From: Thomas Klimpel (Thomas.Klimpel_at_[hidden])
Date: 2010-03-11 17:02:13
Rui Maciel wrote:
> Thomas Klimpel wrote:
> > What has "boost::ublas" done to you that you compare it with TNT?
> I don't understand. What do you mean by that?
To put it straight, libraries like "boost::ublas" or "eigen2" play in a differnt league than "TNT". Even the idea to compare them to TNT is strange, and the conclusion that the documentation of TNT is better than the documentation of "boost::ublas" or "eigen2" is just not comprehensible.
> > (What I hate most about TNT is the choice between a really old stable version
> > 1.26 and an old beta version 3.0.12. If they would at least manage to
> > release a stable 3.0 version.)
> Well, they did put up a decent documentation which also encompasses a
> hand full of decomposition routines.
You are talking about JAMA here, I guess. Do you know "linpack" and "eispack"? JAMA is based on these instead of "lapack". Did you know that "lapack" is the successor of "linpack" and "eispack"? And now "lapack++" tells you that "TNT" is its successor? Looks like "lapack" and "lapack++" don't have much in common.
But still, this really helped me to understand what you don't like about "boost::ublas".
> > eigen2
> I was also considering eigen along with TNT.
>From what I understand now ("a hand full of decomposition routines", "newbies"...), I would say "eigen" is what you want.
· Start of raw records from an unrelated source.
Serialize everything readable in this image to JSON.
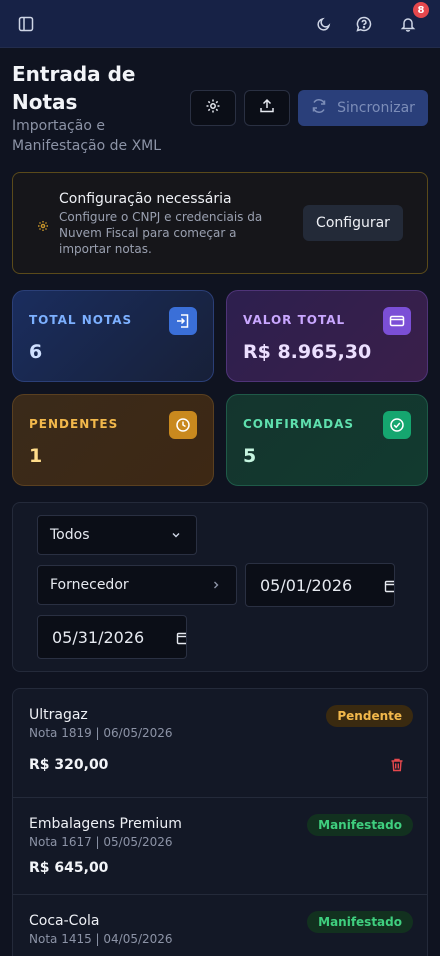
{
  "header": {
    "notification_count": "8"
  },
  "page": {
    "title": "Entrada de Notas",
    "subtitle": "Importação e Manifestação de XML"
  },
  "actions": {
    "sync_label": "Sincronizar"
  },
  "config_notice": {
    "title": "Configuração necessária",
    "description": "Configure o CNPJ e credenciais da Nuvem Fiscal para começar a importar notas.",
    "button_label": "Configurar"
  },
  "stats": [
    {
      "label": "TOTAL NOTAS",
      "value": "6",
      "color": "#7cb0ff"
    },
    {
      "label": "VALOR TOTAL",
      "value": "R$ 8.965,30",
      "color": "#c9a7ff"
    },
    {
      "label": "PENDENTES",
      "value": "1",
      "color": "#f2b84b"
    },
    {
      "label": "CONFIRMADAS",
      "value": "5",
      "color": "#5fe0ae"
    }
  ],
  "filters": {
    "status_selected": "Todos",
    "supplier_label": "Fornecedor",
    "date_from": "05/01/2026",
    "date_to": "05/31/2026"
  },
  "notes": [
    {
      "supplier": "Ultragaz",
      "meta": "Nota 1819 | 06/05/2026",
      "amount": "R$ 320,00",
      "status": "Pendente"
    },
    {
      "supplier": "Embalagens Premium",
      "meta": "Nota 1617 | 05/05/2026",
      "amount": "R$ 645,00",
      "status": "Manifestado"
    },
    {
      "supplier": "Coca-Cola",
      "meta": "Nota 1415 | 04/05/2026",
      "amount": "",
      "status": "Manifestado"
    }
  ],
  "icons": {
    "sidebar": "sidebar-toggle-icon",
    "theme": "moon-icon",
    "help": "help-chat-icon",
    "bell": "bell-icon",
    "settings": "gear-icon",
    "upload": "upload-icon",
    "sync": "refresh-icon",
    "warning": "gear-warning-icon",
    "delete": "trash-icon"
  }
}
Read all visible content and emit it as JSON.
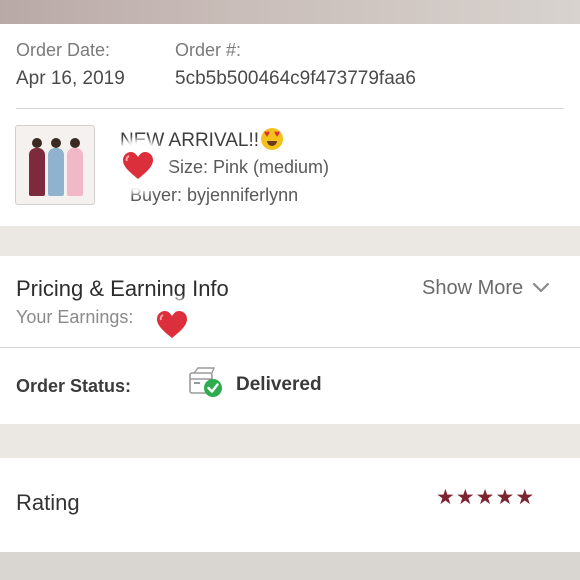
{
  "order": {
    "date_label": "Order Date:",
    "date_value": "Apr 16, 2019",
    "number_label": "Order #:",
    "number_value": "5cb5b500464c9f473779faa6"
  },
  "item": {
    "title": "NEW ARRIVAL!!",
    "title_emoji": "heart-eyes-emoji",
    "size_text": "Size: Pink (medium)",
    "buyer_text": "Buyer: byjenniferlynn"
  },
  "pricing": {
    "title": "Pricing & Earning Info",
    "earnings_label": "Your Earnings:",
    "show_more_label": "Show More",
    "show_more_icon": "chevron-down-icon"
  },
  "status": {
    "label": "Order Status:",
    "value": "Delivered",
    "icon": "delivered-box-icon",
    "icon_check_color": "#2eac4f"
  },
  "rating": {
    "label": "Rating",
    "stars": 5,
    "max_stars": 5,
    "star_color": "#7d2431"
  },
  "stickers": {
    "heart_color": "#dc2f3c"
  }
}
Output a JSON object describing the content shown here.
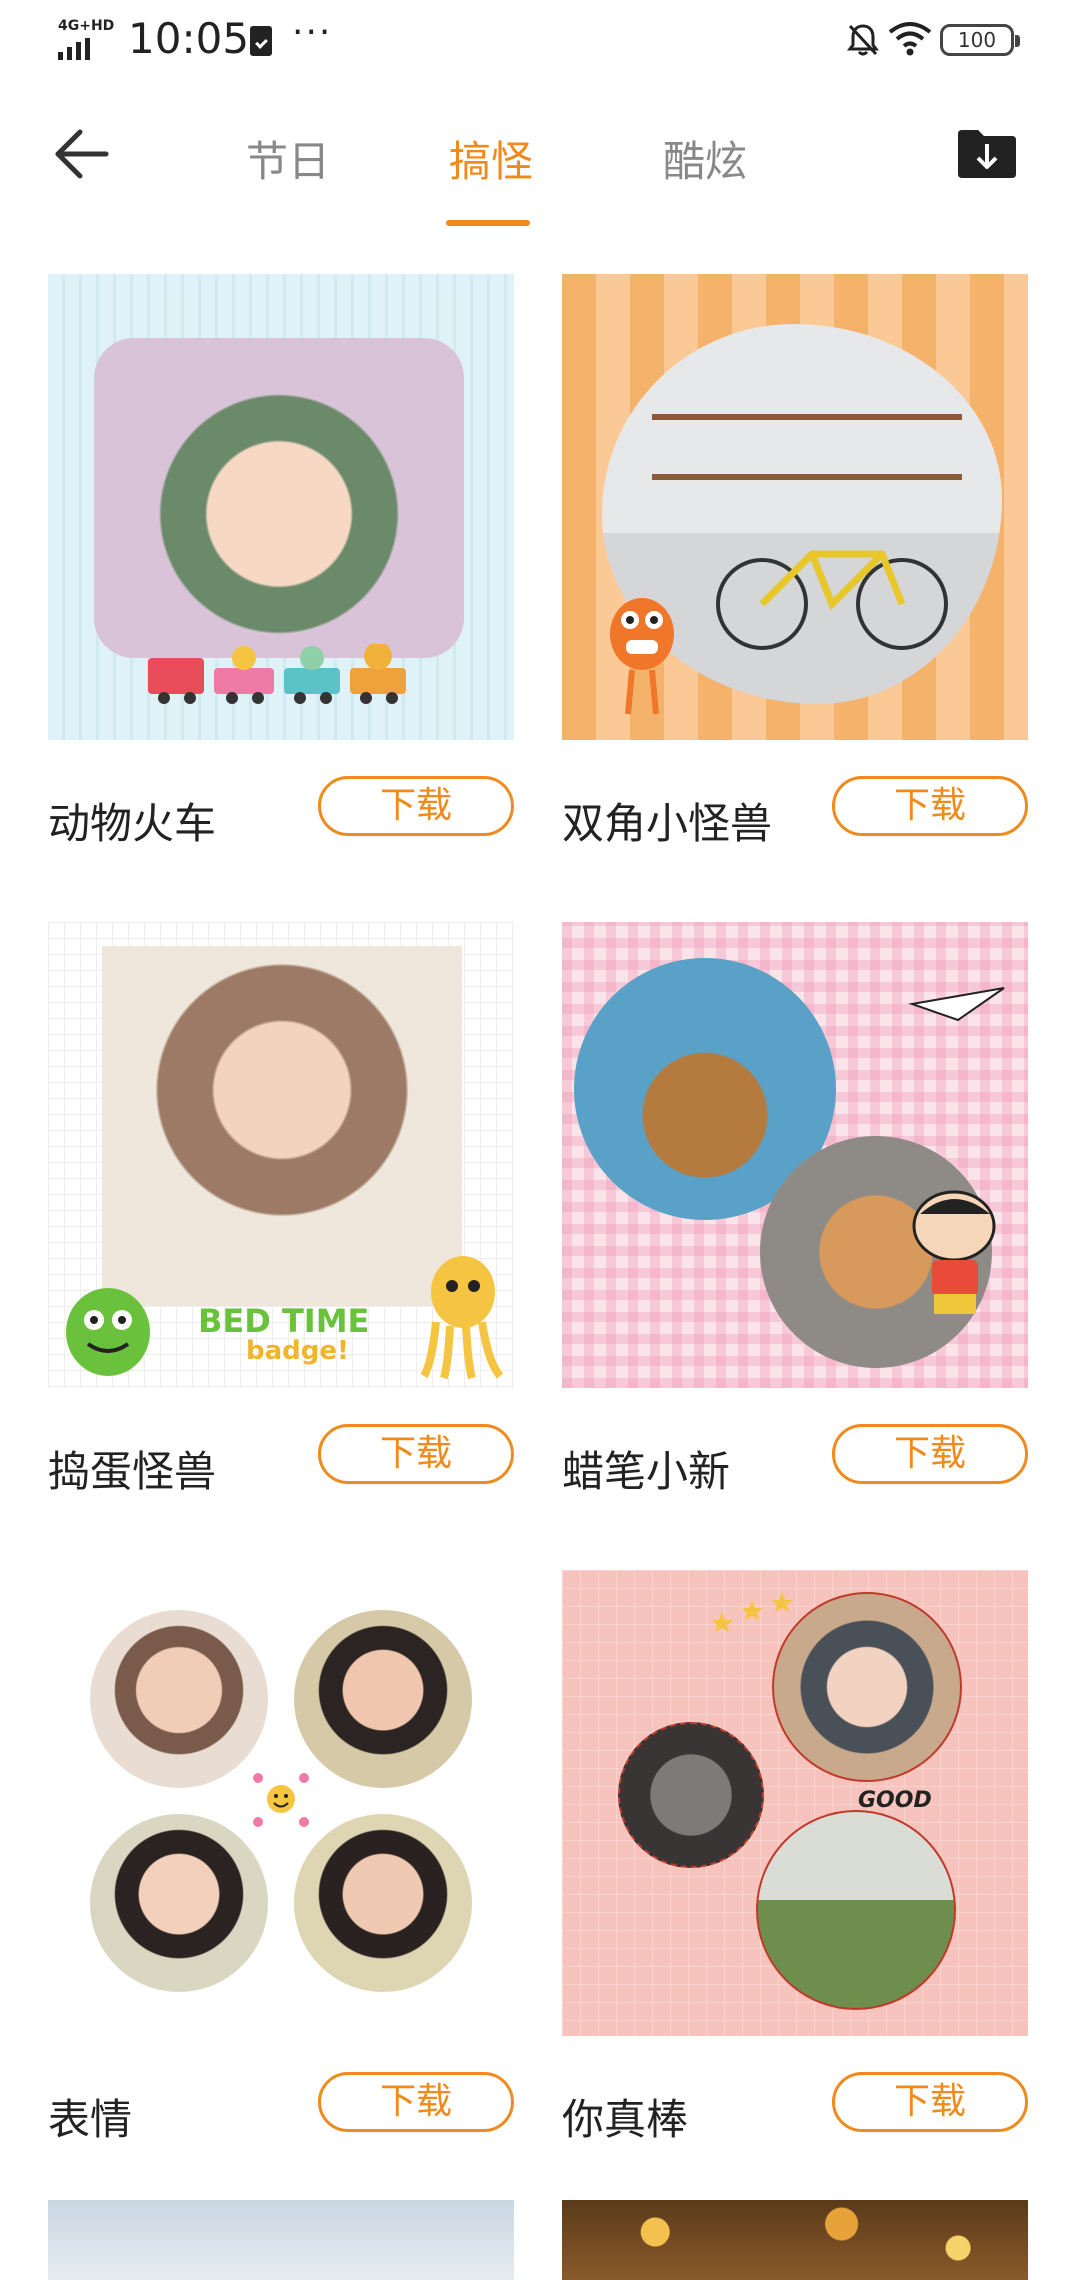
{
  "status_bar": {
    "network": "4G+HD",
    "time": "10:05",
    "more": "···",
    "battery": "100"
  },
  "header": {
    "tabs": [
      {
        "label": "节日",
        "active": false
      },
      {
        "label": "搞怪",
        "active": true
      },
      {
        "label": "酷炫",
        "active": false
      }
    ],
    "accent_color": "#f08a1c",
    "icons": [
      "back-arrow-icon",
      "download-folder-icon"
    ]
  },
  "templates": [
    {
      "title": "动物火车",
      "button": "下载"
    },
    {
      "title": "双角小怪兽",
      "button": "下载"
    },
    {
      "title": "捣蛋怪兽",
      "button": "下载",
      "art_text": "BED TIME",
      "art_sub": "badge!"
    },
    {
      "title": "蜡笔小新",
      "button": "下载"
    },
    {
      "title": "表情",
      "button": "下载"
    },
    {
      "title": "你真棒",
      "button": "下载",
      "art_text": "GOOD"
    }
  ]
}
But please, check whether the version available through Ubuntu's repositories is really the version that the "eigen" developers recommend (same check for the documentation...). Not that you end up using eigen1 and then start telling the "eigen" developers that TNT is much better than "eigen".
> > and many other (so add
> > blitz++
> No support for sparse matrices.
JAMA doesn't support sparse matrices either, so the sparse matrix support of TNT won't help you much here.
> > There was a
> > really "huge" table in an older version of the documentation for
> > with many, many numerical libraries and some of the features they
> > supported at that point in time. It was probably a wise decision to
> > this table from the documentation, since it would have been an
> > task to keep it up to date.
> This is straying a bit away from the subject but when faced with the
> choice of
> having a documentation that may not be quite up to date and not having
> one at
> all, I believe that no one would choose to not have any documentation.
I'm not sure you understood what I wanted to say. I found the page I was reffering to (see attachment). The "huge" table with many, many numerical libraries is actually just a link on this page:
As you see, even so the page was last updated on 4/13/2009, it misses eigen2, for example.
What I wanted to make clear is that there are so many numerical packages out there that anyone of us who would be provoked by your strange enthusiasm for "TNT" to point out that there are better numerical libraries than "TNT" out there would be bound to omit some excellent packages (and so did I, take "PETSc" for example).